It was business as usual in Buea Road, Kumba, after the release of GCE results Friday |
Tension is brewing in Kumba, economic
capital of the South West region, as back-to-school gets closer. This is coming
in the wake of the crisis in NW and SW regions that has entered the 10th month
and with no solution yet in sight.
While
the government has embarked on a massive media campaign to get classes resume
on September 4, tracts are flying all over the city of Kumba threatening both
parents and teachers not to dare send children to school.
Some
school proprietors confirmed to this newspaper that they have recieved threats
from anonymous persons urging them to end all activities linked with
preparation for schools resumption.
But
that notwithstanding, catch-up holiday classes are continuing in several
schools here in preparation for the new school year.
While
the authorities of some schools are going ahead with registration, some
proprietors of private schools who spoke to this reporter off the record said
they are not ready to risk their lives and that of their pupils and students or
even their properties all because of school resumption.
In
the meantime, registration of students and pupils in anticipation of the new
academic year in all of Southern Cameroons has remained very slow. Many schools
proprietors said they haven’t registered any students for the new academic
year.
The
proprietors regretted that some parents have opted to send their children to
schools in towns across the Mungo, Yaoundé, Douala and Bafoussam especially.
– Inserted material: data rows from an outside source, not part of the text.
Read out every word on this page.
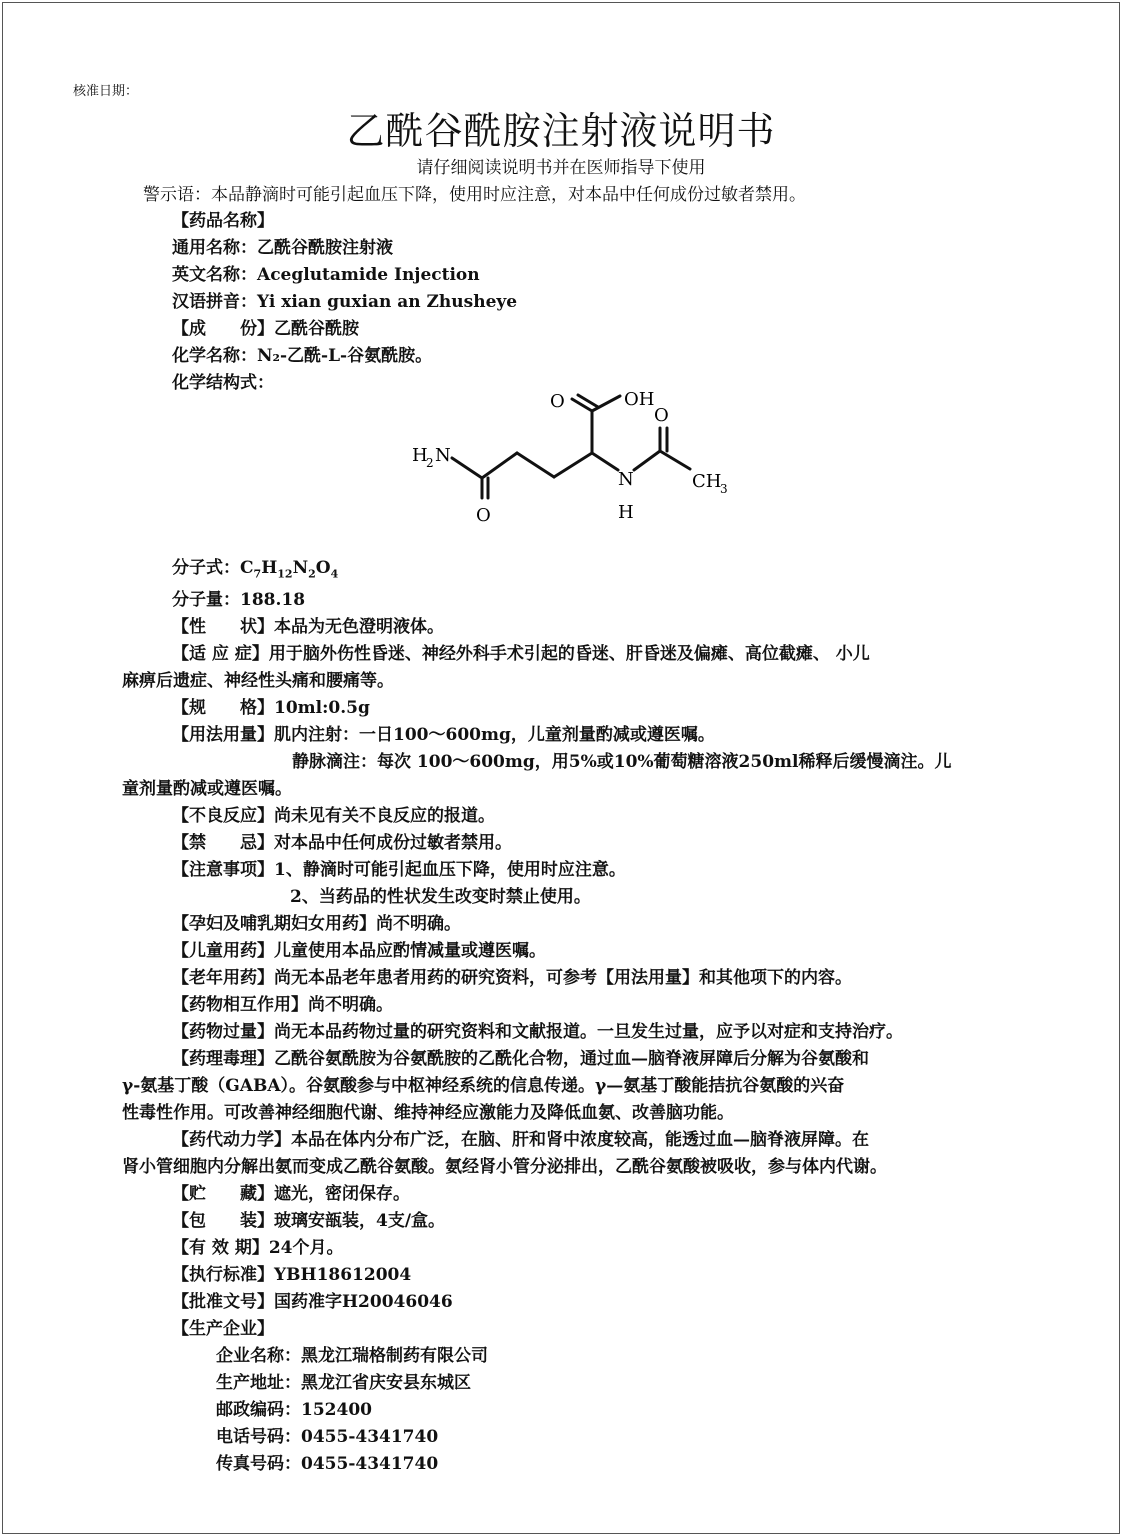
核准日期：
乙酰谷酰胺注射液说明书
请仔细阅读说明书并在医师指导下使用
警示语：本品静滴时可能引起血压下降，使用时应注意，对本品中任何成份过敏者禁用。

【药品名称】

通用名称：乙酰谷酰胺注射液

英文名称：Aceglutamide Injection

汉语拼音：Yi xian guxian an Zhusheye

【成　　份】乙酰谷酰胺

化学名称：N₂-乙酰-L-谷氨酰胺。

化学结构式：

O	OH
O
H
2 N
N
H
CH
3
O

分子式：$C_7H_{12}N_2O_4$

分子量：188.18

【性　　状】本品为无色澄明液体。

【适 应 症】用于脑外伤性昏迷、神经外科手术引起的昏迷、肝昏迷及偏瘫、高位截瘫、 小儿

麻痹后遗症、神经性头痛和腰痛等。

【规　　格】10ml:0.5g

【用法用量】肌内注射：一日100～600mg，儿童剂量酌减或遵医嘱。

静脉滴注：每次 100～600mg，用5%或10%葡萄糖溶液250ml稀释后缓慢滴注。儿

童剂量酌减或遵医嘱。

【不良反应】尚未见有关不良反应的报道。

【禁　　忌】对本品中任何成份过敏者禁用。

【注意事项】1、静滴时可能引起血压下降，使用时应注意。

2、当药品的性状发生改变时禁止使用。

【孕妇及哺乳期妇女用药】尚不明确。

【儿童用药】儿童使用本品应酌情减量或遵医嘱。

【老年用药】尚无本品老年患者用药的研究资料，可参考【用法用量】和其他项下的内容。

【药物相互作用】尚不明确。

【药物过量】尚无本品药物过量的研究资料和文献报道。一旦发生过量，应予以对症和支持治疗。

【药理毒理】乙酰谷氨酰胺为谷氨酰胺的乙酰化合物，通过血—脑脊液屏障后分解为谷氨酸和

γ-氨基丁酸（GABA）。谷氨酸参与中枢神经系统的信息传递。γ—氨基丁酸能拮抗谷氨酸的兴奋

性毒性作用。可改善神经细胞代谢、维持神经应激能力及降低血氨、改善脑功能。

【药代动力学】本品在体内分布广泛，在脑、肝和肾中浓度较高，能透过血—脑脊液屏障。在

肾小管细胞内分解出氨而变成乙酰谷氨酸。氨经肾小管分泌排出，乙酰谷氨酸被吸收，参与体内代谢。

【贮　　藏】遮光，密闭保存。

【包　　装】玻璃安瓿装，4支/盒。

【有 效 期】24个月。

【执行标准】YBH18612004

【批准文号】国药准字H20046046

【生产企业】

企业名称：黑龙江瑞格制药有限公司

生产地址：黑龙江省庆安县东城区

邮政编码：152400

电话号码：0455-4341740

传真号码：0455-4341740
They revealed that many parents have come asking for transfer certificates to
enable them send their kids to schools in Francophone Cameroon.
This
is because most parents are still sceptical about school resumption in the
Anglophone regions after they lost all of last year. The fear and intimidation
by men of the underworld is not helping the reticence of the parents about
schools resumption.
At
the Kumba main market just like in most markets in NW and SW, there is no sign
of ‘back to school fever’. Shop owners say business has remained slow and
discouraging especially giving the difficult economic situation. Even bookshops
are yet to see the hustle and bustle that characterizes such periods in past
years.
After
ten months of an unprecedented crisis in Southern Cameroons, the stand-off
between government and the Southern Cameroons activists is far from over. Both
parties have refused to come to a compromise.
Government
unilaterally closed the doors to dialogue in January and instead arrested the
leaders of the ‘struggle’. Both sides have now resorted to political propaganda
to sell their views and win sympathy from the suffering public.